Kai klingelte. Im Auto waren wir uns zuerst nicht sicher gewesen, ob wir hier wirklich richtig waren, aber das schicke Stadtviertel im südöstlichen München musste wohl Leopolds Style sein. Es dauerte eine Weile, dann ging im Flur Licht an und Leopold öffnete die Haustür. „Aaah, komm her, Alter! Wie lange haben wir uns nicht mehr gesehen?“ Kai und Leopold schlossen sich in die Arme. “Kommt rein, kommt rein.” bat Leopold uns ins Haus. Kai ging an ihm vorbei und Sarah und ich folgten ihm. “Schick.” bemerkte Sarah anerkennend, als sie sich um Flur umsah. Und wie Recht sie hatte! Der Flur war klein, aber hell und führte direkt in ein riesiges Wohn- und Esszimmer mit einer durchgehenden Fensterfront, die fast vollständig aufgefaltet war und auf eine nicht minder große Terrasse führte. Kai war ein Kindheitsfreund von Leopolds älterem Bruder Alexander und auch mit Leopold hatte er sich immer gut verstanden. Als er vor Kurzem erfahren hatte, dass Leopold inzwischen in München wohnte und damit erreichbar nah, hatte Kai sofort Kontakt zu ihm aufgenommen und Leopold hatte Kai zusammen mit Sarah und mir zum Essen eingeladen, was wir alle dankend angenommen hatten. „Warte, wir haben natürlich was mitgebracht.“ Kai wandte sich zu mir und nahm mir die große, schlanke Tüte ab, die ich die ganze Fahrt über auf dem Schoß gehalten hatte.

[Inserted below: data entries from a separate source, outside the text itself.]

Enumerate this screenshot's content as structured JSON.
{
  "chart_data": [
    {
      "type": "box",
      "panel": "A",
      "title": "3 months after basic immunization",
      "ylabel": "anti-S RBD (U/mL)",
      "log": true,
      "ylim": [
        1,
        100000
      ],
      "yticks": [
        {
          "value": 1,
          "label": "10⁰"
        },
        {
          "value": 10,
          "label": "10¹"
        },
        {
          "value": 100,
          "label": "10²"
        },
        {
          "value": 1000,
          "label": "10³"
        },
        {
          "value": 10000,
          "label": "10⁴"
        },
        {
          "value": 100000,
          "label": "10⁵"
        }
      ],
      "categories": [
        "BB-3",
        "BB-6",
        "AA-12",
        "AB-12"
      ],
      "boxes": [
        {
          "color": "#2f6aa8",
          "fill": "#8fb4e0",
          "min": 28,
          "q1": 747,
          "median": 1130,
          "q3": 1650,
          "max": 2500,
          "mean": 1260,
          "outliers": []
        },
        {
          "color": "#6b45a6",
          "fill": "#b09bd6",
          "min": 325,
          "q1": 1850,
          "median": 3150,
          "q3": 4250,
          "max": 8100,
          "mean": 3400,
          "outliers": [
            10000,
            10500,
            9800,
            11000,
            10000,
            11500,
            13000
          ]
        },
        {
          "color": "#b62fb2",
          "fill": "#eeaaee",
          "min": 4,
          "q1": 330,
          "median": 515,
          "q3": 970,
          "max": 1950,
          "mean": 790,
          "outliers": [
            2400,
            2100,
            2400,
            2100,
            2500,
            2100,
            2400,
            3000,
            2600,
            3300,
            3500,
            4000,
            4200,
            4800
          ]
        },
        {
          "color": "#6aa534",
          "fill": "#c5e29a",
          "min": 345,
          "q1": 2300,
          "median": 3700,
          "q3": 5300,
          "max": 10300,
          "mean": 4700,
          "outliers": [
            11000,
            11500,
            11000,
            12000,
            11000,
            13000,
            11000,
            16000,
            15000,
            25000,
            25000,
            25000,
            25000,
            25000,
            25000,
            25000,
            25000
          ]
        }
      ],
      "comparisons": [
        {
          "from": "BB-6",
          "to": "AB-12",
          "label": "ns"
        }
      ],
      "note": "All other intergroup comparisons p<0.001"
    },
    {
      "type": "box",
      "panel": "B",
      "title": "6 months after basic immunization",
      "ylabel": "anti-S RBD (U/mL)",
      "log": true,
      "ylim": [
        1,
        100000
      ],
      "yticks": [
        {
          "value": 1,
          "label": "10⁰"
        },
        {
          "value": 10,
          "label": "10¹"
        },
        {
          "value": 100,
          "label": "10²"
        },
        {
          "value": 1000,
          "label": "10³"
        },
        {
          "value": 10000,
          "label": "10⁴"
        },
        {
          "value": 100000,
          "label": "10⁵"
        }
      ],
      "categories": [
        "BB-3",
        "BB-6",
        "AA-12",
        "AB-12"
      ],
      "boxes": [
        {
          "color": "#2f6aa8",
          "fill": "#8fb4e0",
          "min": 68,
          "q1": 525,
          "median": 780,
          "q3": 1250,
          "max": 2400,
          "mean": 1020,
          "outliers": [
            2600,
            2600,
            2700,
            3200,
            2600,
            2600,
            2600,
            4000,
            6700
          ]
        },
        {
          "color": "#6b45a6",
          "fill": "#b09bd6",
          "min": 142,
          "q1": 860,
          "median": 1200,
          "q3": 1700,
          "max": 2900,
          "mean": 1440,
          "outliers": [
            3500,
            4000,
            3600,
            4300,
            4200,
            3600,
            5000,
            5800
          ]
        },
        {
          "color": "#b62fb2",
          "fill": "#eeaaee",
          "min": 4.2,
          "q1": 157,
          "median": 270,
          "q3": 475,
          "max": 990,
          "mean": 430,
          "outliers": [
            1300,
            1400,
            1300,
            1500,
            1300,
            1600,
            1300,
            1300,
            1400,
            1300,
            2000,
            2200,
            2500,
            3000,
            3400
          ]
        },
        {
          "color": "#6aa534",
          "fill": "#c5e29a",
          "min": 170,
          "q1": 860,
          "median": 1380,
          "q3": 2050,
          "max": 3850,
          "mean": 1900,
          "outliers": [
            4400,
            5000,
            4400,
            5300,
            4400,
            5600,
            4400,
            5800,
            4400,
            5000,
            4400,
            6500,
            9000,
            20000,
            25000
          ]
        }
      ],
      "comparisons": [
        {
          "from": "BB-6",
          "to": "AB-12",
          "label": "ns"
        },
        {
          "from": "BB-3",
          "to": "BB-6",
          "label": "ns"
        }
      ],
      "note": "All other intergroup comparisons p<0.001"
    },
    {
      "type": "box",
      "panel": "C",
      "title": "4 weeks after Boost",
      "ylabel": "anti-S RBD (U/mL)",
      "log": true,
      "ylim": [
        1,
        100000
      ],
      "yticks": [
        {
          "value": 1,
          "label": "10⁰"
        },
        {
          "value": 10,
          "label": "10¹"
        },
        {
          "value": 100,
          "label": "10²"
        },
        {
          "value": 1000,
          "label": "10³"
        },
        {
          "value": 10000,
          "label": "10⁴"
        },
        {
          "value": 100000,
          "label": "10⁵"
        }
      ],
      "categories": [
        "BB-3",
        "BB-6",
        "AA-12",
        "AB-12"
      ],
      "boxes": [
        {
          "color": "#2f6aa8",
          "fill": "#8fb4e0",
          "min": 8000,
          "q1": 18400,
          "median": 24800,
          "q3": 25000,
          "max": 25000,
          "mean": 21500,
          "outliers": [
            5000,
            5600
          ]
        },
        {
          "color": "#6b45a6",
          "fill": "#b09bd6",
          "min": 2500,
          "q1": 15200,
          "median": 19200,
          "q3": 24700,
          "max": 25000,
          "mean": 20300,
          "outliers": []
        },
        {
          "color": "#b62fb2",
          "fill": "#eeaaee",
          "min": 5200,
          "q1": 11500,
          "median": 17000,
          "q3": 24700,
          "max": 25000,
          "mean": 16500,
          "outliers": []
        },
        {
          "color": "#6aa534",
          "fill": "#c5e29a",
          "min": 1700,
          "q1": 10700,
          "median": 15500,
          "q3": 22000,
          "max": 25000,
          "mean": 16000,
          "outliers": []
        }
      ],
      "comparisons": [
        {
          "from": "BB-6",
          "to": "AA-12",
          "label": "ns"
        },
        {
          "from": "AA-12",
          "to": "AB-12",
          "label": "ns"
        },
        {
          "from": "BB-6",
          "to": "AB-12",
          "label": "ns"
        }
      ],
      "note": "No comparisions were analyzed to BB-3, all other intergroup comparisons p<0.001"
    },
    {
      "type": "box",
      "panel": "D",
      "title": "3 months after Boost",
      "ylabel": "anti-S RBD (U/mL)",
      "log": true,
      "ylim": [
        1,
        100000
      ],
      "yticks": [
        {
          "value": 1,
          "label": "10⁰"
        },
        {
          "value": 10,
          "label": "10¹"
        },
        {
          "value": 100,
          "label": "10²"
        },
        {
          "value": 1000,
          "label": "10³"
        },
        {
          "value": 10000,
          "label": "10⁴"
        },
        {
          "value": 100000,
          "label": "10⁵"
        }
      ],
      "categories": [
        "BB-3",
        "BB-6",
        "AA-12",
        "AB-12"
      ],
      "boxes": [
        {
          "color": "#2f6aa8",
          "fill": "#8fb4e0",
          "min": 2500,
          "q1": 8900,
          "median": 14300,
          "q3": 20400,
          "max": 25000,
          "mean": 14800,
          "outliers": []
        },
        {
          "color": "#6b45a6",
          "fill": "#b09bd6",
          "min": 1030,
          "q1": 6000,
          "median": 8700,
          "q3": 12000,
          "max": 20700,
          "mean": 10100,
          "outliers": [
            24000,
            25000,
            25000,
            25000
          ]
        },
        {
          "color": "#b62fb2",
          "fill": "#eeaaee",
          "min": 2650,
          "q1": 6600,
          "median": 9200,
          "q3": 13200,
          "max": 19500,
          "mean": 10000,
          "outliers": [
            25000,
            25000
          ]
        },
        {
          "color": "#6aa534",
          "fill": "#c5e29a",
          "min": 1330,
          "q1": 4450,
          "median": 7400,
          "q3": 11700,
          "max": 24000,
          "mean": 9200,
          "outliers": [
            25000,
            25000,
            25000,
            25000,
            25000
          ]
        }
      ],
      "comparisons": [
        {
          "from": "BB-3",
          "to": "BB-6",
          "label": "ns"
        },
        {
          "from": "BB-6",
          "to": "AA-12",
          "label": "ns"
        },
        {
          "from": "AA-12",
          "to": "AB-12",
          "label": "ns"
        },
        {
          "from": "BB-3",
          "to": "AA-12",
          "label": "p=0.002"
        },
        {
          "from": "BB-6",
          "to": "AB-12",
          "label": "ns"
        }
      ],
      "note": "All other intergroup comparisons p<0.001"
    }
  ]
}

Leopold blickte unauffällig hinein. „Puh, ein 95er Barolo? Ich weiß nicht mal, ob wir genug Weingläser für so viele Leute haben.“ Wir schlenderten durch den Flur in das riesige Wohn- und Esszimmer und durch die offene Fensterfront auf die Terrasse, wo bereits ein großer Esstisch für sechs Personen gedeckt war. “Setzt euch schon mal, ich schaue nach den anderen.” Und damit verschwand Leopold wieder ins Haus. Doch kaum hatten wir uns nebeneinander an den Tisch gesetzt, kam Leopold bereits zurück und trug eine große Platte, auf der jede Menge von etwas gestapelt war, das nach Rindfleisch und Teig aussah. “Filet Wellington.” verkündete Leopold strahlend, als er die Platte auf dem Tisch abstellte. Hinter Leopold traten zwei junge Frauen auf die Terrasse. Ich bemerkte, wie Kai neben mir einen bewundernden Pfiff unterdrückte. Mit mir und Sarah als Mitbewohnerinnen hatte ihm das Schicksal ja echt ordentliche Karten ausgeteilt, aber Leopold kam offenbar auch ganz gut zurecht. Leopold und seine neuen Begleiterinnen verteilten noch diverse Platten und Schüsseln auf dem Tisch, bevor sie sich uns gegenüber setzen. Leopold deutete der Reihe nach auf die Anwesenden, um uns alle einander vorzustellen. “Caro, Sarah, Kai, Anna-Lena, Sophie. Und jetzt haut rein!” Er reichte Sophie eine Schüssel mit grünen Bohnen über den Tisch, bevor er Caro und Sophie aus einer anderen Schüssel Klöße auf den Teller lud.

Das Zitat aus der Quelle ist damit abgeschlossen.